Executives at Rolls-Royce and BMW have been accused of stealing technology from a German software company in a bitter row over the British brand’s luxury Ghost sedan.
Topalsson, a Munich-based software business, has made a complaint to prosecutors in the German city over what it says is illegal use of its systems by the British car-maker.
Originally contracted to make a digital “configurator” that customers could use to design their £300,000 Ghost, Topalsson sued Rolls-Royce and its parent company BMW after the deal was terminated.
The German business has now escalated the £7.9m dispute from a civil case in the High Court to a criminal complaint in its home country, ahead of the London proceedings being heard before a judge next month.
A BMW spokesman said: “We consider Topalsson’s behaviour to be an attempt to exert pressure in order to reach a commercial agreement regarding the proceedings pending in England.”
Timo Poser, the finance director at Rolls-Royce, is among a group of six managers from the carmaker and its parent company who have been accused by Topalsson of breaking German criminal laws on copyright infringement.
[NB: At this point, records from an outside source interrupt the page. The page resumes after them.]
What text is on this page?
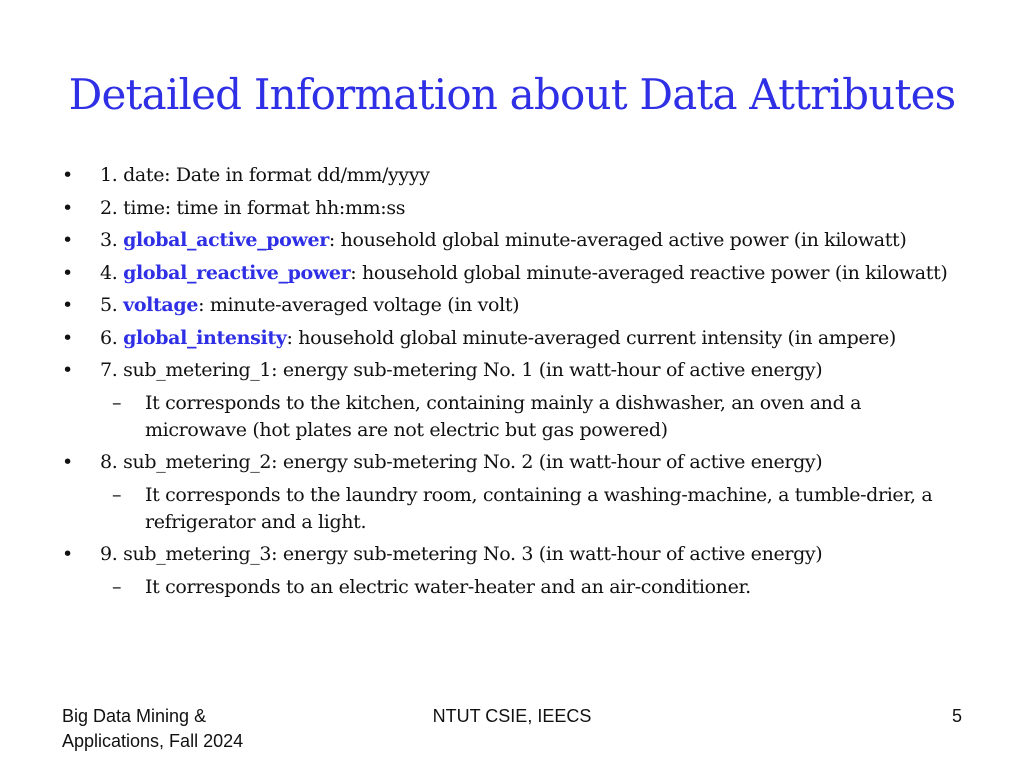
Detailed Information about Data Attributes
• 1. date: Date in format dd/mm/yyyy
• 2. time: time in format hh:mm:ss
• 3. global_active_power: household global minute-averaged active power (in kilowatt)
• 4. global_reactive_power: household global minute-averaged reactive power (in kilowatt)
• 5. voltage: minute-averaged voltage (in volt)
• 6. global_intensity: household global minute-averaged current intensity (in ampere)
• 7. sub_metering_1: energy sub-metering No. 1 (in watt-hour of active energy)
– It corresponds to the kitchen, containing mainly a dishwasher, an oven and a microwave (hot plates are not electric but gas powered)
• 8. sub_metering_2: energy sub-metering No. 2 (in watt-hour of active energy)
– It corresponds to the laundry room, containing a washing-machine, a tumble-drier, a refrigerator and a light.
• 9. sub_metering_3: energy sub-metering No. 3 (in watt-hour of active energy)
– It corresponds to an electric water-heater and an air-conditioner.
Big Data Mining & Applications, Fall 2024
NTUT CSIE, IEECS	5
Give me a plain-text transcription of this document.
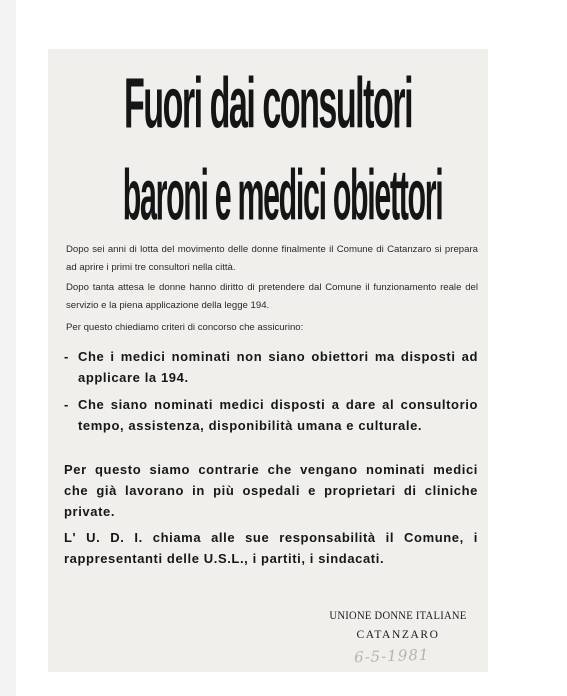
Fuori dai consultori
baroni e medici obiettori

Dopo sei anni di lotta del movimento delle donne finalmente il Comune di Catanzaro si prepara ad aprire i primi tre consultori nella città.

Dopo tanta attesa le donne hanno diritto di pretendere dal Comune il funzionamento reale del servizio e la piena applicazione della legge 194.

Per questo chiediamo criteri di concorso che assicurino:

- Che i medici nominati non siano obiettori ma disposti ad applicare la 194.
- Che siano nominati medici disposti a dare al consultorio tempo, assistenza, disponibilità umana e culturale.

Per questo siamo contrarie che vengano nominati medici che già lavorano in più ospedali e proprietari di cliniche private.

L' U. D. I. chiama alle sue responsabilità il Comune, i rappresentanti delle U.S.L., i partiti, i sindacati.

UNIONE DONNE ITALIANE
CATANZARO
6-5-1981
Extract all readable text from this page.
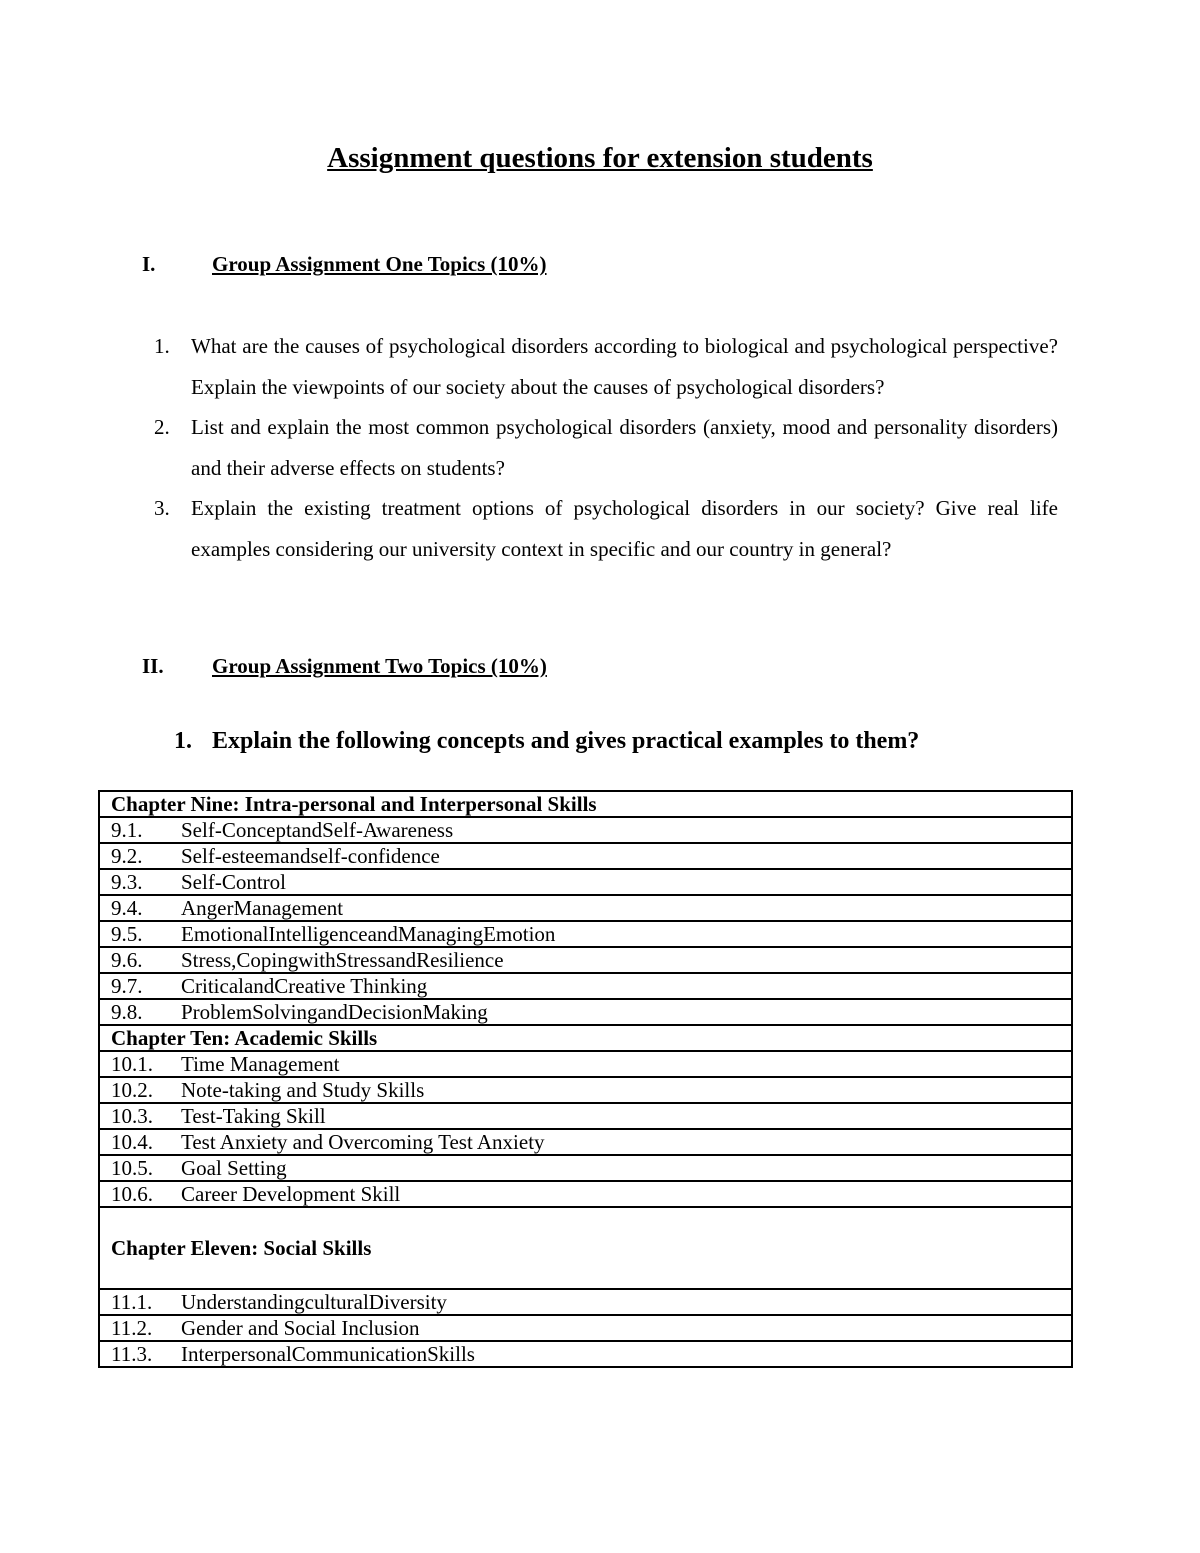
Assignment questions for extension students
I.	Group Assignment One Topics (10%)
1.	What are the causes of psychological disorders according to biological and psychological perspective? Explain the viewpoints of our society about the causes of psychological disorders?
2.	List and explain the most common psychological disorders (anxiety, mood and personality disorders) and their adverse effects on students?
3.	Explain the existing treatment options of psychological disorders in our society? Give real life examples considering our university context in specific and our country in general?
II. Group Assignment Two Topics (10%)
1. Explain the following concepts and gives practical examples to them?
Chapter Nine: Intra-personal and Interpersonal Skills
9.1. Self-ConceptandSelf-Awareness
9.2. Self-esteemandself-confidence
9.3. Self-Control
9.4. AngerManagement
9.5. EmotionalIntelligenceandManagingEmotion
9.6. Stress,CopingwithStressandResilience
9.7. CriticalandCreative Thinking
9.8. ProblemSolvingandDecisionMaking
Chapter Ten: Academic Skills
10.1. Time Management
10.2. Note-taking and Study Skills
10.3. Test-Taking Skill
10.4. Test Anxiety and Overcoming Test Anxiety
10.5. Goal Setting
10.6. Career Development Skill
Chapter Eleven: Social Skills
11.1. UnderstandingculturalDiversity
11.2. Gender and Social Inclusion
11.3. InterpersonalCommunicationSkills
The software company’s complaint was filed in mid-August at the Munich Public Prosecutor’s office, according to documents seen by The Telegraph.
Rolls-Royce and BMW both deny the claims and describe them as “entirely without merit”, the British company said. A counterclaim has been filed.
British court filings show that Topalsson is pursuing Rolls-Royce for breach of contract over a computer programme used to display a digital version of the luxury Ghost sedan.
Topalsson says that the British business, which is owned by BMW, wrongly terminated a contract for software that let customers pull up a “configurator” for the Ghost on a computer screen.
The configurator is a piece of interactive software displayed on a website and used for picking customisable options on a new car, such as interior colours.
Rolls-Royce is said to have terminated Topalsson’s contract over failures to deliver the configurator on time.
The German business alleges that despite having delivered a working prototype, Rolls-Royce kicked it off the Ghost project before helping itself to the software developed by Topalsson.
The civil and criminal cases continue.